Cussirat obedece, desganado, se despide de Pereira con sonrisa leve y cortesía minúscula, da la vuelta al coche y se sienta entre don Carlitos y el chofer. Con ruido de portezuelas, y exclamaciones de sus ocupantes, el Dussemberg arranca, repleto. Ángela, ocupada en liberar una sombrilla que ha quedado presa entre las piernas de Malagón y las enaguas de la poetisa, ni se despide ni mira a Pereira, que se queda poniéndose el sombrero, mirándolos partir, mas satisfecho que resentido.
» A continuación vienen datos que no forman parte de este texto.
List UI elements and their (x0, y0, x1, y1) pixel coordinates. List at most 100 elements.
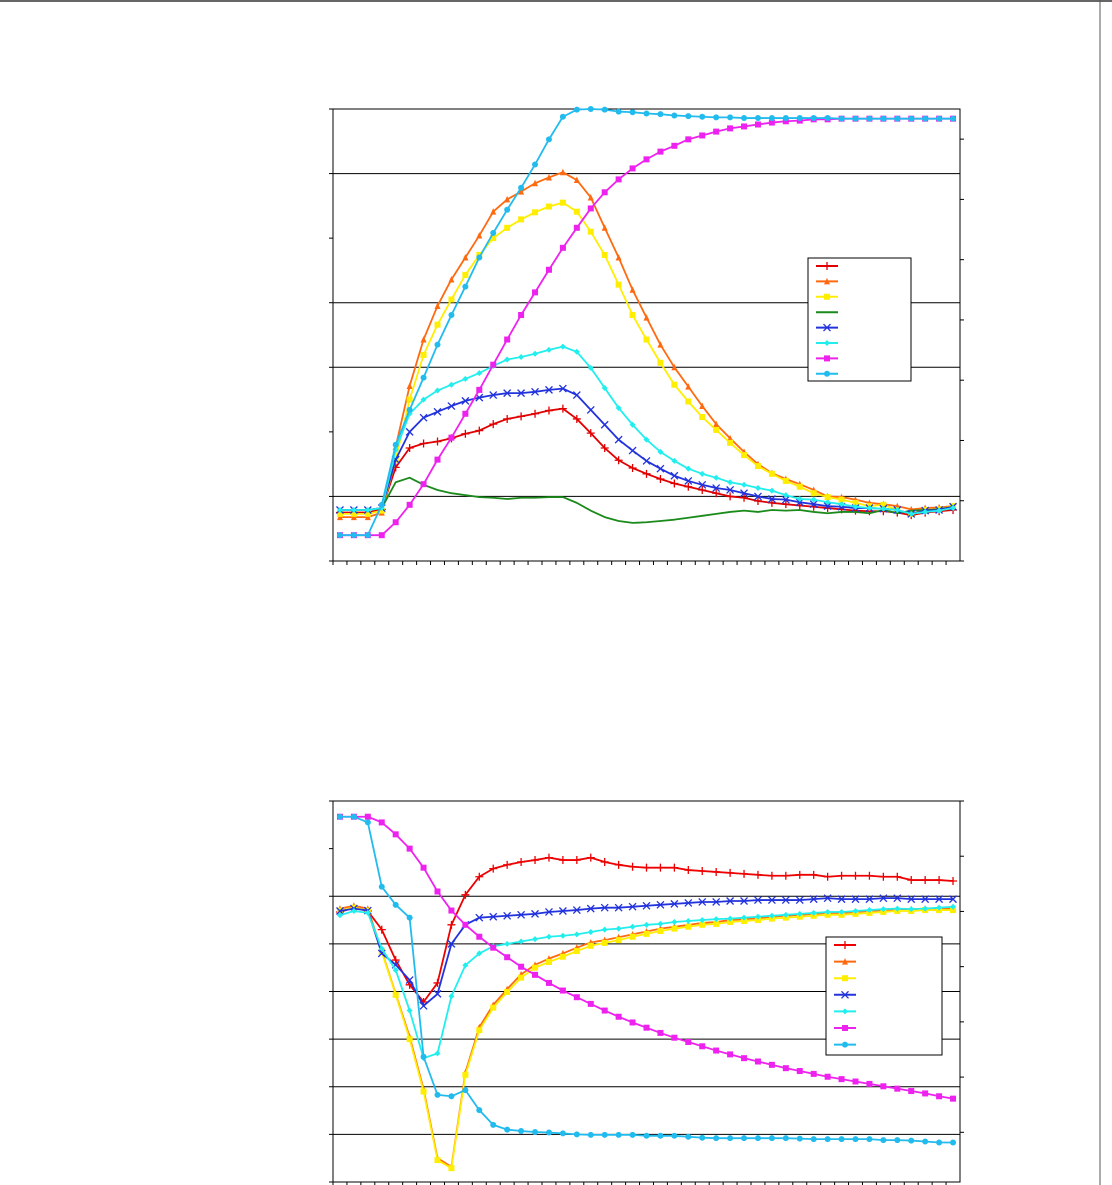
marker (670, 863, 679, 872)
marker (684, 476, 693, 485)
marker (517, 389, 526, 398)
marker (809, 500, 818, 509)
legend-marker (842, 1008, 848, 1015)
marker (476, 950, 483, 957)
marker (448, 1093, 455, 1100)
marker (643, 930, 650, 937)
marker (880, 501, 887, 508)
marker (741, 914, 748, 921)
marker (559, 168, 566, 176)
marker (824, 1073, 831, 1080)
marker (462, 283, 469, 290)
marker (657, 448, 664, 455)
marker (614, 860, 623, 869)
marker (558, 856, 567, 865)
marker (573, 224, 580, 231)
marker (768, 470, 775, 477)
marker (727, 479, 734, 486)
marker (921, 876, 930, 885)
marker (378, 501, 385, 508)
marker (419, 413, 428, 422)
marker (364, 532, 371, 539)
marker (476, 254, 483, 261)
marker (671, 918, 678, 925)
marker (489, 912, 498, 921)
marker (796, 483, 803, 490)
marker (642, 456, 651, 465)
marker (726, 492, 735, 501)
marker (517, 857, 526, 866)
marker (699, 113, 706, 120)
marker (545, 1129, 552, 1136)
marker (852, 1136, 859, 1143)
marker (838, 501, 845, 508)
marker (489, 391, 498, 400)
marker (545, 385, 553, 394)
marker (935, 895, 944, 904)
marker (531, 409, 540, 418)
marker (629, 421, 636, 428)
legend (807, 257, 912, 382)
marker (559, 932, 566, 939)
marker (504, 336, 511, 343)
marker (559, 343, 566, 350)
marker (336, 912, 343, 919)
marker (699, 1043, 706, 1050)
marker (406, 1036, 413, 1043)
chart (329, 800, 964, 1185)
plot-border (332, 108, 961, 562)
marker (462, 1071, 469, 1078)
marker (866, 115, 873, 122)
marker (601, 1007, 608, 1014)
marker (628, 446, 637, 455)
legend-box (807, 257, 912, 382)
marker (614, 903, 623, 912)
marker (852, 908, 859, 915)
marker (795, 896, 804, 905)
marker (504, 1126, 511, 1133)
legend (825, 936, 943, 1056)
marker (767, 896, 776, 905)
marker (837, 895, 846, 904)
marker (643, 436, 650, 443)
marker (420, 1088, 427, 1095)
marker (559, 987, 566, 994)
marker (531, 909, 539, 918)
marker (880, 115, 887, 122)
marker (796, 115, 803, 122)
marker (434, 1091, 441, 1098)
marker (685, 136, 692, 143)
marker (643, 156, 650, 163)
legend-marker (824, 293, 830, 300)
marker (768, 115, 775, 122)
marker (364, 909, 371, 916)
marker (544, 406, 553, 415)
marker (629, 1019, 636, 1026)
marker (824, 908, 831, 915)
marker (573, 994, 580, 1001)
marker (504, 356, 511, 363)
marker (573, 106, 580, 113)
marker (601, 939, 608, 946)
marker (837, 871, 846, 880)
marker (392, 967, 399, 974)
marker (657, 148, 664, 155)
marker (713, 1135, 720, 1142)
marker (518, 216, 525, 223)
marker (489, 864, 498, 873)
legend-marker (823, 323, 831, 332)
marker (364, 819, 371, 826)
marker (684, 866, 693, 875)
marker (545, 203, 552, 210)
marker (880, 1083, 887, 1090)
marker (448, 381, 455, 388)
marker (518, 184, 525, 191)
marker (532, 936, 539, 943)
legend-marker (824, 277, 830, 285)
marker (490, 208, 497, 215)
marker (628, 862, 637, 871)
marker (462, 271, 469, 278)
marker (434, 1157, 441, 1164)
marker (712, 489, 721, 498)
legend-marker (824, 355, 830, 362)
Después, Pereira lanza un suspiro realista y echa a andar entre la plebe. Las madres, desgreñadas, sudorosas, malhumoradas, llevando en los brazos niños meados, gritan como generales tratando de reunir sus huestes para emprender la retirada; los hombres beben los fondos de aguardiente que quedan en las botellas; los últimos coches salen del llano dando tumbos. Pereira se detiene y vuelve los ojos al Blériot, que esta solitario, a medio llano. Martín Garatuza, con una estopa, le limpia las chorreadas de aceite con el cariño que un caballerango le pondría a un pura sangre sudoroso.
IX. TENTACION PASAJERA
— Espero que comprendas, Pepe, lo que esto significa —le dice don Carlitos a Cussirat, antes de llegar a Palacio—. Para los dos. Para ti y para mi.
Se arregla el fistol de la corbata. Cussirat no contesta. Va mirando por la ventanilla del Dion-Button las calles mal iluminadas, los perros flacos, los charcos perpetuos. Mirándolos y reconociéndolos.